Cette instrumentalisation est évidente. Elle est arrivée en cours de procédure, elle ne l’était sans doute pas au début. En 2014, le Conseil d’État a dramatiquement décidé d’étendre la loi Leonetti à toute personne, et pas seulement aux personnes malades ou en fin de vie. Je suis convaincu que certains, au Conseil d’État, se sont dit qu’il valait mieux sacrifier Vincent et préserver la loi Leonetti, à l’époque où la question d’une légalisation de l’euthanasie était déjà sur la table. Et d’autres se sont dit qu’obtenir la mort de Vincent était déjà un moyen détourné de mettre en œuvre des euthanasies sans en dire le nom. Ainsi, partisans et adversaires de l’euthanasie se retrouvaient pour mettre fin à la vie de Vincent, peu importe sa situation particulière et concrète. Il a été complètement instrumentalisé et tout argument avancé en sa faveur (je pense notamment à la remarquable étude du CCNE et à la non moins remarquable opinion de l’Académie de Médecine, qui considéraient qu’il n’y avait pas, dans sa situation, obstination déraisonnable) a été systématiquement rejeté.
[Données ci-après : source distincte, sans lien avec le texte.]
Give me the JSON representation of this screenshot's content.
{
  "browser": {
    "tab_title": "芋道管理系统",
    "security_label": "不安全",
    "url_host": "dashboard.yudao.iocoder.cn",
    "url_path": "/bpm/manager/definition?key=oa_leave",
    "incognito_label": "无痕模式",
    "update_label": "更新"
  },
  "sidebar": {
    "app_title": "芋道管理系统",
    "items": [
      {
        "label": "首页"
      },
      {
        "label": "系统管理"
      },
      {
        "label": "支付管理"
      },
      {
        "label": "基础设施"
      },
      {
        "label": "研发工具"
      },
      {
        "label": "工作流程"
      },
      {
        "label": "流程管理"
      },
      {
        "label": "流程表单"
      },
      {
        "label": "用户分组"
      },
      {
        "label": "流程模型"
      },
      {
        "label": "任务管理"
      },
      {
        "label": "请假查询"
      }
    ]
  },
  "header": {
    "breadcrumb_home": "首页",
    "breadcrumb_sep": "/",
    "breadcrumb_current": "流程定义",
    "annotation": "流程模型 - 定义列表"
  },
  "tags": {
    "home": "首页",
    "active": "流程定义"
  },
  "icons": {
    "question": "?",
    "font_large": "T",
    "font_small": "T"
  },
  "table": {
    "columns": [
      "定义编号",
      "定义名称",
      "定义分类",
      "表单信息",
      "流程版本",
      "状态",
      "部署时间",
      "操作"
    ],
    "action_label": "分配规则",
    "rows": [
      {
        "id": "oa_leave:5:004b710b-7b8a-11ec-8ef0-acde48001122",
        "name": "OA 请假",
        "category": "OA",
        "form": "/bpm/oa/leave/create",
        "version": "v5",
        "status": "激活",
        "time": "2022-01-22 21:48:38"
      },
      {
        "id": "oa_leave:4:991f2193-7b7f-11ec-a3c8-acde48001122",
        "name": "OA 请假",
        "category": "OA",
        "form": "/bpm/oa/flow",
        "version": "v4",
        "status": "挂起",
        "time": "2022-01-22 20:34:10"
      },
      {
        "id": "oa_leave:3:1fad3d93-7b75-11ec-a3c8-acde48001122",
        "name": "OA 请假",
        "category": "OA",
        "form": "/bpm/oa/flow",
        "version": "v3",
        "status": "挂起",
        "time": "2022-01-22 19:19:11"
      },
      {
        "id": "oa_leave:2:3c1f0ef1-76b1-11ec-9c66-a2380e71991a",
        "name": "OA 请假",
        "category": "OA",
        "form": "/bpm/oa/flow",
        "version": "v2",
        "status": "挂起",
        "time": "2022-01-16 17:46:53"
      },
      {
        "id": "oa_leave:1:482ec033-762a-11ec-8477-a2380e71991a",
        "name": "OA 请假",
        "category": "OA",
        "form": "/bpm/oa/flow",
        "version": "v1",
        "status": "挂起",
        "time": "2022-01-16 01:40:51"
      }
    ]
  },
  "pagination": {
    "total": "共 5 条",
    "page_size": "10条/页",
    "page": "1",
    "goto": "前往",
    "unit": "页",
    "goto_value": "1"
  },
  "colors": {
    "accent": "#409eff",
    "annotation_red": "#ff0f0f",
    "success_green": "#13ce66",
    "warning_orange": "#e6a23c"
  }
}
La chose a été encore plus évidente en 2018 et en 2019. Le tribunal administratif de Chalons avait une opinion arrêtée depuis le début et n’a eu de cesse d’expédier au plus vite l’expertise puis la procédure devant le tribunal. La situation était tellement ahurissante que nous avons décidé de récuser le tribunal (en vain, évidemment). Imaginez-vous que Vincent, pendant toute cette procédure d’expertise, n’a en réalité été vu par les experts que pendant une heure et demi ? Imaginez-vous que ces experts n’ont même pas procédé à une nouvelle IRM, se contentant de rediscuter celle de 2014 ? Quel travail correct peut être réalisé ainsi ?
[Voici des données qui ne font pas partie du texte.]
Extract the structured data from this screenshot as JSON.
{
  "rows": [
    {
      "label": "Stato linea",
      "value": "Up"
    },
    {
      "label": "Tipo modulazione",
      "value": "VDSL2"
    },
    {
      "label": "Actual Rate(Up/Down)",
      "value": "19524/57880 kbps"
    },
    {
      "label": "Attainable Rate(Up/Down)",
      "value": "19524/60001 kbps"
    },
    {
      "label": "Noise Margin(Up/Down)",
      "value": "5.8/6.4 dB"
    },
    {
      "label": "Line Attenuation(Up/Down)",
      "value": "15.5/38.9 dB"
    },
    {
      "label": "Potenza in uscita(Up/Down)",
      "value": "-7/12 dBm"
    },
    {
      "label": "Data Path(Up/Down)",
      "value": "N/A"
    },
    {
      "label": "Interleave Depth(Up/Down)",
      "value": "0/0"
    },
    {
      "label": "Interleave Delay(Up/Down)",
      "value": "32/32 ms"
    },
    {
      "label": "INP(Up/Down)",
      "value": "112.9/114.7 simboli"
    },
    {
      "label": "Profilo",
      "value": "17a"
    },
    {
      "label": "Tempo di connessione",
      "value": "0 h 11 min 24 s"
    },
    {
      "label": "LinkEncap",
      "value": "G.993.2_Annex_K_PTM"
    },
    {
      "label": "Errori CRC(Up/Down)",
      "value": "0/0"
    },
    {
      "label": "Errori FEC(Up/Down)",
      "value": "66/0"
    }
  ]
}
Le Conseil d’État a tout fait pour que sa décision de 2014 ne puisse être remise en cause. La Cour européenne en a fait de même : ne pas donner l’impression qu’on se soit trompé la première fois, quitte à ne pas écouter la deuxième fois.

Dans quel état d'esprit sont les parents de Vincent, aujourd'hui ?
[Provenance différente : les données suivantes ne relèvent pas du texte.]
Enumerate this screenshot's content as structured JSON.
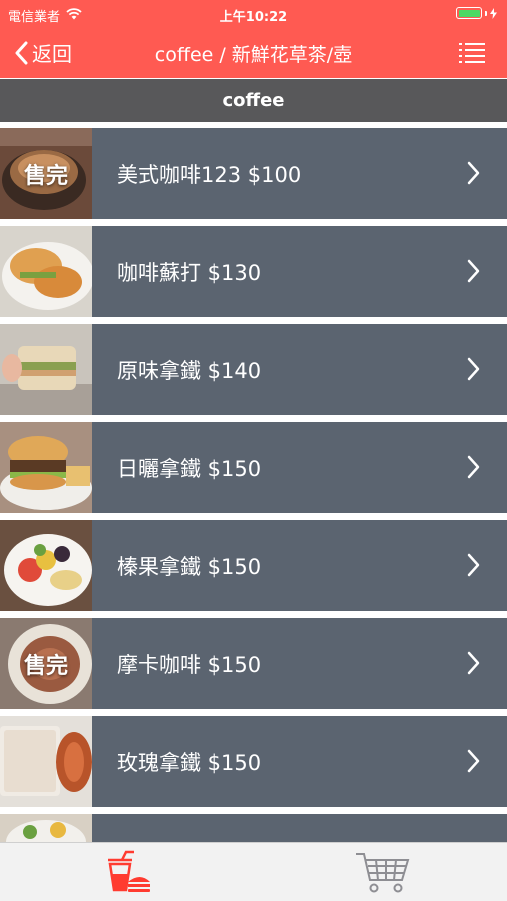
{
  "status_bar": {
    "carrier": "電信業者",
    "time": "上午10:22",
    "battery_color": "#4cd964"
  },
  "nav": {
    "back_label": "返回",
    "title": "coffee / 新鮮花草茶/壺",
    "accent_color": "#ff5a52",
    "menu_icon": "list-icon"
  },
  "section": {
    "title": "coffee"
  },
  "items": [
    {
      "label": "美式咖啡123 $100",
      "sold_out": "售完"
    },
    {
      "label": "咖啡蘇打 $130"
    },
    {
      "label": "原味拿鐵 $140"
    },
    {
      "label": "日曬拿鐵 $150"
    },
    {
      "label": "榛果拿鐵 $150"
    },
    {
      "label": "摩卡咖啡 $150",
      "sold_out": "售完"
    },
    {
      "label": "玫瑰拿鐵 $150"
    },
    {
      "label": ""
    }
  ],
  "tabbar": {
    "tabs": [
      {
        "icon": "drink-food-icon",
        "active": true
      },
      {
        "icon": "cart-icon",
        "active": false
      }
    ]
  }
}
Ils sont tristes, naturellement. Ils le sont d’autant plus qu’ils voyaient Vincent tous les jours et qu’ils voyaient bien que cette décision est totalement injustifiée. Leur tristesse est cependant portée par leur foi. Ils savent Vincent tout près du bon Dieu. Vincent est à sa façon une figure christique, victime d’un procès injuste, ayant côtoyé Judas, le Grand-prêtre, Ponce-Pilate, mais aussi Simon de Cyrène et les saintes femmes. Cela n’a pas empêché la foule imbécile de l’invectiver et de le condamner. Son agonie aura duré neuf jours et il y aura beaucoup à dire sur la façon dont sa sédation a été réalisée.

Étiez-vous aux funérailles de Vincent à Saint-Dagobert ? Comment s'est déroulée la cérémonie ?

Nous étions quatre, deux médecins-conseils et deux avocats, à avoir discrètement attendu la fin des obsèques et de l’enterrement de Vincent, qui ont eu lieu dans l’intimité d’une famille éclatée, pour rejoindre nos clients. Ils avaient besoin d’être entourés. Nous sommes retournés ensemble dans l’église saint-Dagobert pour prier à l’unisson pour Vincent, puis nous nous sommes rendus au cimetière pour un dernier moment de recueillement. Moments forts et émouvants, que nous gardons pour nous.

Et maintenant ?

Vincent est enterré. Mais « l’affaire » ne s’arrête pas. Il va maintenant falloir tirer les enseignements de cette tragédie. Elle n’est pas à la gloire de la loi Leonetti, dont on découvre aujourd’hui tout le fiel qu’elle recèle, quant au processus décisionnel qui n’est pas adapté, quant à l’absence de définition des notions de traitement et de soin, quant au manque de nuance dans l’affirmation du caractère de traitement de l’alimentation et de l’hydratation entérales, quant à son applicabilité aux personnes handicapées sans comorbidité. Je crains que beaucoup, qui voyaient cette loi comme un point d’équilibre, ne doivent désormais constater qu’elle a en réalité ouvert la voie à des euthanasies par omission ; avant peut-être de devoir accepter des euthanasies par action. Il y a comme la découverte d’une supercherie. Et elle est très préoccupante.